TODOS NÓS DESCONHECIDOS
Adam (Andrew Scott) é um roteirista gay de meia idade que ainda não se aceitou plenamente. Por isso rejeita, a princípio, a investida de Harry (Paul Mescal), o vizinho mais jovem que bate à sua porta. Um dos motivos do retraimento de Adam é o fato de não saber o que seus pais, mortos quando ele tinha apenas 12 anos, achariam de sua sexualidade.
Dizem que essa é uma inquietude comum em homens gays que perderam o pai muito cedo. Adam decide curá-la através de um processo mental que leva Todos Nós Desconhecidos (All of Us Strangers) para fora de Londres e da esfera do real.

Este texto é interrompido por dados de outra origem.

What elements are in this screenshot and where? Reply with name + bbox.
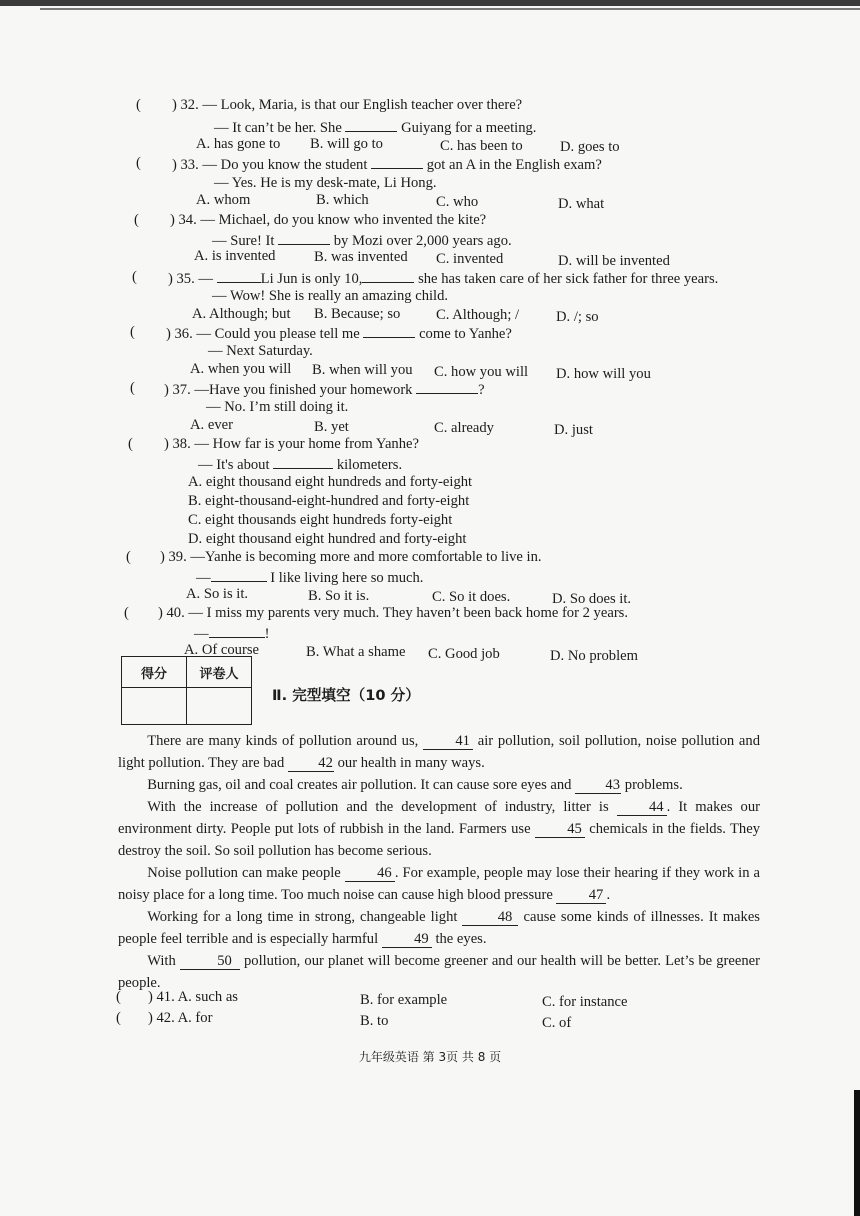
answer-bracket-34[interactable]: ( <box>134 212 139 228</box>
option-a: A. eight thousand eight hundreds and forty-eight <box>188 474 473 490</box>
answer-bracket-37[interactable]: ( <box>130 380 135 396</box>
cloze-blank[interactable]: 49 <box>382 931 432 948</box>
answer-bracket-41[interactable]: ( <box>116 989 121 1005</box>
question-39: ) 39. —Yanhe is becoming more and more comfortable to live in. <box>160 549 542 565</box>
cloze-blank[interactable]: 45 <box>535 821 585 838</box>
passage-paragraph: Noise pollution can make people 46 . For example, people may lose their hearing if they work in a noisy place for a long time. Too much noise can cause high blood pressure 47 . <box>118 865 760 903</box>
question-36: ) 36. — Could you please tell me come to Yanhe? <box>166 323 512 343</box>
question-37-reply: — No. I’m still doing it. <box>206 399 349 415</box>
question-32: ) 32. — Look, Maria, is that our English teacher over there? <box>172 97 523 113</box>
score-table <box>121 656 252 725</box>
cloze-passage <box>118 730 760 994</box>
option-d: D. will be invented <box>558 253 670 269</box>
answer-bracket-35[interactable]: ( <box>132 269 137 285</box>
option-c: C. eight thousands eight hundreds forty-eight <box>188 512 453 528</box>
blank[interactable] <box>273 454 333 469</box>
cloze-blank[interactable]: 48 <box>462 909 518 926</box>
question-39-reply: — I like living here so much. <box>196 567 423 587</box>
answer-bracket-36[interactable]: ( <box>130 324 135 340</box>
option-d: D. So does it. <box>552 591 632 607</box>
passage-paragraph: With 50 pollution, our planet will become greener and our health will be better. Let’s be greener people. <box>118 953 760 991</box>
answer-bracket-38[interactable]: ( <box>128 436 133 452</box>
answer-bracket-40[interactable]: ( <box>124 605 129 621</box>
option-c: C. for instance <box>542 994 628 1010</box>
question-40-reply: — ! <box>194 623 269 643</box>
question-33: ) 33. — Do you know the student got an A in the English exam? <box>172 154 602 174</box>
option-c: C. So it does. <box>432 589 511 605</box>
passage-paragraph: With the increase of pollution and the development of industry, litter is 44 . It makes our environment dirty. People put lots of rubbish in the land. Farmers use 45 chemicals in the fields. They destroy the soil. So soil pollution has become serious. <box>118 799 760 859</box>
option-a: A. has gone to <box>196 136 281 152</box>
answer-bracket-42[interactable]: ( <box>116 1010 121 1026</box>
cloze-blank[interactable]: 43 <box>575 777 621 794</box>
option-d: D. /; so <box>556 309 599 325</box>
cloze-question-42: ) 42. A. for <box>148 1010 213 1026</box>
option-b: B. yet <box>314 419 349 435</box>
option-d: D. goes to <box>560 139 620 155</box>
cloze-blank[interactable]: 50 <box>180 953 240 970</box>
option-b: B. Because; so <box>314 306 401 322</box>
option-c: C. of <box>542 1015 572 1031</box>
answer-bracket-32[interactable]: ( <box>136 97 141 113</box>
passage-paragraph: Working for a long time in strong, changeable light 48 cause some kinds of illnesses. It makes people feel terrible and is especially harmful 49 the eyes. <box>118 909 760 947</box>
option-b: B. was invented <box>314 249 408 265</box>
grader-cell[interactable] <box>187 688 252 725</box>
option-b: B. for example <box>360 992 448 1008</box>
answer-bracket-39[interactable]: ( <box>126 549 131 565</box>
section-title: Ⅱ. 完型填空（10 分） <box>272 687 420 704</box>
option-c: C. who <box>436 194 479 210</box>
grader-label: 评卷人 <box>187 657 252 688</box>
option-d: D. how will you <box>556 366 651 382</box>
blank[interactable] <box>345 117 397 132</box>
score-label: 得分 <box>122 657 187 688</box>
blank[interactable] <box>363 323 415 338</box>
option-c: C. Although; / <box>436 307 520 323</box>
option-a: A. ever <box>190 417 233 433</box>
question-38: ) 38. — How far is your home from Yanhe? <box>164 436 419 452</box>
option-a: A. when you will <box>190 361 292 377</box>
option-a: A. So is it. <box>186 586 249 602</box>
question-34-reply: — Sure! It by Mozi over 2,000 years ago. <box>212 230 512 250</box>
cloze-blank[interactable]: 42 <box>288 755 334 772</box>
cloze-blank[interactable]: 41 <box>423 733 473 750</box>
blank[interactable] <box>362 268 414 283</box>
cloze-question-41: ) 41. A. such as <box>148 989 238 1005</box>
option-b: B. will go to <box>310 136 383 152</box>
blank[interactable] <box>209 623 265 638</box>
option-d: D. what <box>558 196 605 212</box>
blank[interactable] <box>371 154 423 169</box>
option-a: A. is invented <box>194 248 276 264</box>
option-d: D. just <box>554 422 593 438</box>
question-34: ) 34. — Michael, do you know who invented the kite? <box>170 212 487 228</box>
option-b: B. when will you <box>312 362 413 378</box>
blank[interactable] <box>278 230 330 245</box>
option-b: B. which <box>316 192 369 208</box>
option-d: D. eight thousand eight hundred and forty-eight <box>188 531 467 547</box>
question-38-reply: — It's about kilometers. <box>198 454 402 474</box>
answer-bracket-33[interactable]: ( <box>136 155 141 171</box>
question-33-reply: — Yes. He is my desk-mate, Li Hong. <box>214 175 437 191</box>
option-c: C. has been to <box>440 138 523 154</box>
question-36-reply: — Next Saturday. <box>208 343 313 359</box>
option-c: C. Good job <box>428 646 500 662</box>
passage-paragraph: Burning gas, oil and coal creates air pollution. It can cause sore eyes and 43 problems. <box>147 777 683 793</box>
option-c: C. how you will <box>434 364 529 380</box>
passage-paragraph: There are many kinds of pollution around us, 41 air pollution, soil pollution, noise pollution and light pollution. They are bad 42 our health in many ways. <box>118 733 760 771</box>
question-40: ) 40. — I miss my parents very much. They haven’t been back home for 2 years. <box>158 605 629 621</box>
option-c: C. invented <box>436 251 504 267</box>
option-a: A. Of course <box>184 642 259 658</box>
option-b: B. What a shame <box>306 644 406 660</box>
cloze-blank[interactable]: 44 <box>617 799 667 816</box>
blank[interactable] <box>211 567 267 582</box>
option-a: A. whom <box>196 192 251 208</box>
blank[interactable] <box>416 379 478 394</box>
score-cell[interactable] <box>122 688 187 725</box>
question-35: ) 35. — Li Jun is only 10, she has taken care of her sick father for three years. <box>168 268 718 288</box>
option-b: B. So it is. <box>308 588 370 604</box>
cloze-blank[interactable]: 47 <box>556 887 606 904</box>
blank[interactable] <box>217 268 261 283</box>
cloze-blank[interactable]: 46 <box>345 865 395 882</box>
option-a: A. Although; but <box>192 306 291 322</box>
option-b: B. eight-thousand-eight-hundred and forty-eight <box>188 493 470 509</box>
option-b: B. to <box>360 1013 389 1029</box>
option-c: C. already <box>434 420 494 436</box>
question-32-reply: — It can’t be her. She Guiyang for a meeting. <box>214 117 536 137</box>
question-35-reply: — Wow! She is really an amazing child. <box>212 288 449 304</box>
page-footer: 九年级英语 第 3页 共 8 页 <box>358 1050 502 1064</box>
option-d: D. No problem <box>550 648 638 664</box>
question-37: ) 37. —Have you finished your homework ? <box>164 379 485 399</box>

A princípio, pode parecer que ele apenas desenvolve um roteiro no qual visita seguidas vezes a casa de sua infância no interior, onde encontra os pais vivos, com a mesma aparência que tinham quando morreram nos anos 1990. Se para Adam essas conversas fantasmáticas podem ser dolorosas ou trazerem o conforto esperado, para os pais significam a oportunidade de conhecer o filho para além do possível.

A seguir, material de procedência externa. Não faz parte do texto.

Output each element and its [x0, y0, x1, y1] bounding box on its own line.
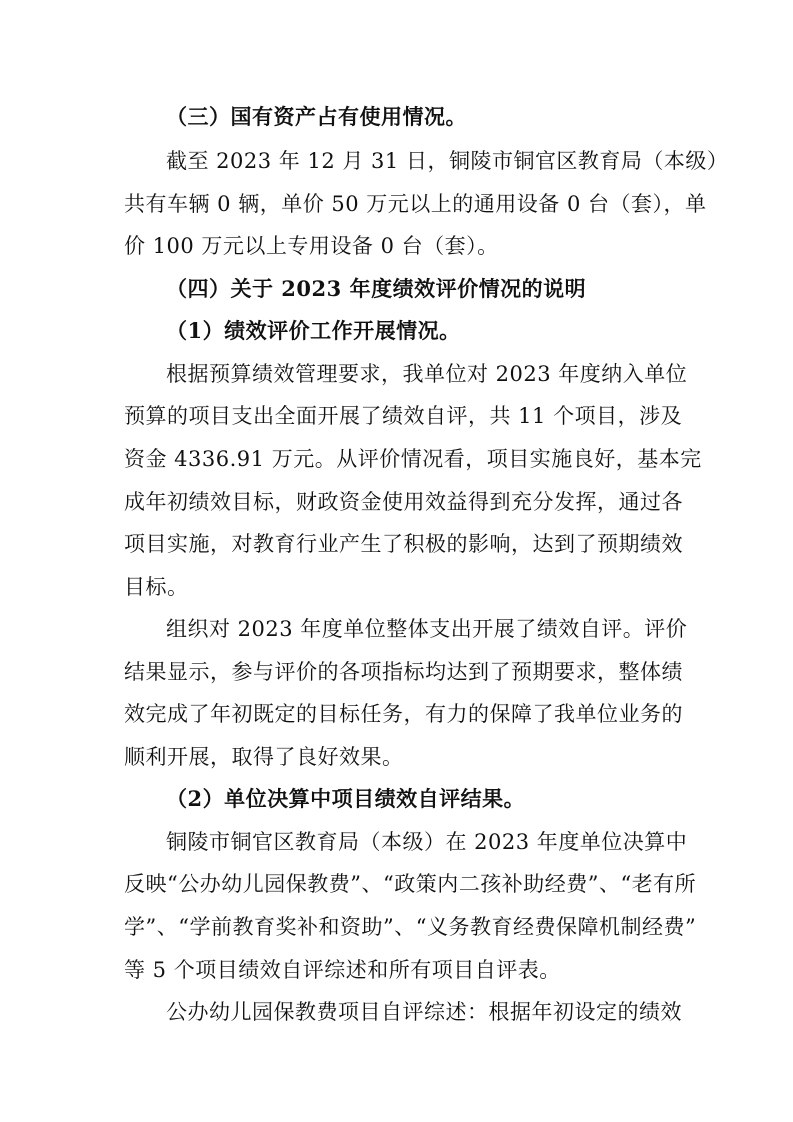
paragraph-line: 效完成了年初既定的目标任务，有力的保障了我单位业务的: [124, 702, 683, 726]
paragraph-line: 项目实施，对教育行业产生了积极的影响，达到了预期绩效: [124, 532, 683, 556]
paragraph-line: 顺利开展，取得了良好效果。: [124, 745, 404, 769]
paragraph-line: 共有车辆 0 辆，单价 50 万元以上的通用设备 0 台（套），单: [124, 192, 707, 216]
paragraph-line: 预算的项目支出全面开展了绩效自评，共 11 个项目，涉及: [124, 404, 683, 428]
paragraph-line: 等 5 个项目绩效自评综述和所有项目自评表。: [124, 958, 561, 982]
section-heading-evaluation: （四）关于 2023 年度绩效评价情况的说明: [166, 276, 587, 301]
paragraph-line: 价 100 万元以上专用设备 0 台（套）。: [124, 234, 499, 258]
subsection-heading-work: （1）绩效评价工作开展情况。: [166, 318, 461, 343]
paragraph-line: 资金 4336.91 万元。从评价情况看，项目实施良好，基本完: [124, 447, 702, 471]
paragraph-line: 组织对 2023 年度单位整体支出开展了绩效自评。评价: [166, 617, 688, 641]
paragraph-line: 学”、“学前教育奖补和资助”、“义务教育经费保障机制经费”: [124, 915, 697, 939]
paragraph-line: 截至 2023 年 12 月 31 日，铜陵市铜官区教育局（本级）: [166, 149, 729, 173]
paragraph-line: 公办幼儿园保教费项目自评综述：根据年初设定的绩效: [166, 1000, 682, 1024]
section-heading-assets: （三）国有资产占有使用情况。: [166, 104, 467, 129]
paragraph-line: 铜陵市铜官区教育局（本级）在 2023 年度单位决算中: [166, 830, 688, 854]
paragraph-line: 根据预算绩效管理要求，我单位对 2023 年度纳入单位: [166, 362, 688, 386]
subsection-heading-results: （2）单位决算中项目绩效自评结果。: [166, 786, 526, 811]
paragraph-line: 目标。: [124, 575, 189, 599]
paragraph-line: 成年初绩效目标，财政资金使用效益得到充分发挥，通过各: [124, 490, 683, 514]
paragraph-line: 结果显示，参与评价的各项指标均达到了预期要求，整体绩: [124, 660, 683, 684]
paragraph-line: 反映“公办幼儿园保教费”、“政策内二孩补助经费”、“老有所: [124, 872, 697, 896]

Uma das interpretações cabíveis é que as viagens mentais do roteirista são apresentadas como coisas físicas: o metrô, as conversas comovidas com os pais (Claire Foy e Jamie Bell), o ressurgimento de cenas da infância, as roupas do menino vestidas no homem feito. No entanto, a frequência com que Adam desperta de pesadelos banaliza um tanto o dispositivo criado pelo diretor Andrew Haigh e seu corroteirista Taichi Yamada.

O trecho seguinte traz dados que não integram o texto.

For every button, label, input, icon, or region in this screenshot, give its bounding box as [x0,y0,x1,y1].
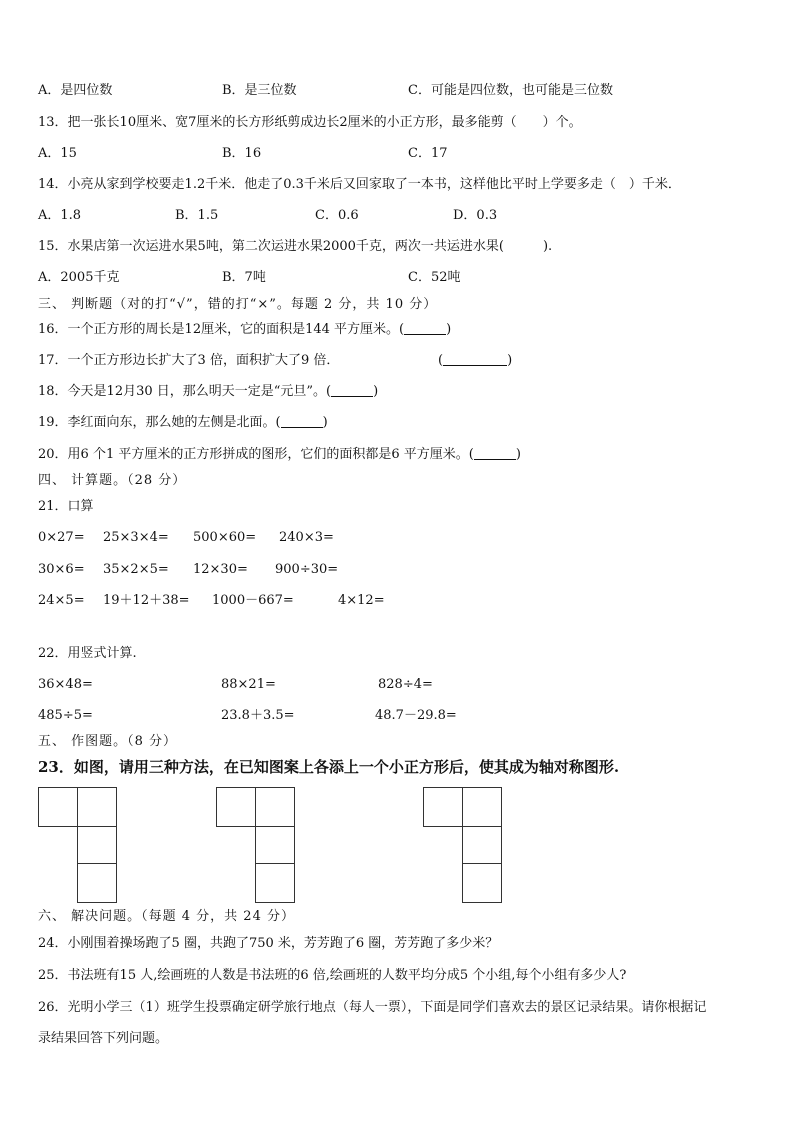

Ao mesmo tempo que vive seus devaneios familiares, Adam vence o medo e a solidão para engatar um namoro com Harry, embalado pelo hino gay oitentista The Power of Love, da banda Frankie Goes to Hollywood. Mas nem tudo tem concretude garantida à medida que o denso e sussurrado drama de Andrew Haigh vai se contaminando com as tinturas de M. Night Shyamalan.
O tempo faz as coisas ficarem diferentes, como diz Adam à mãe ainda presa à moral antiga. O problema é que nem tudo muda com o tempo, sobretudo quando se trata de algo que está dentro de nós. Em outro momento do filme, é a mãe que consola o filho quando este lhe pergunta se o que estão vivendo é real. “Se parece real, então é”, diz ela. Para assimilar o mistério de Todos Nós Desconhecidos, o espectador também precisa se convencer disso.
>> Todos Nós Desconhecidos está nos cinemas.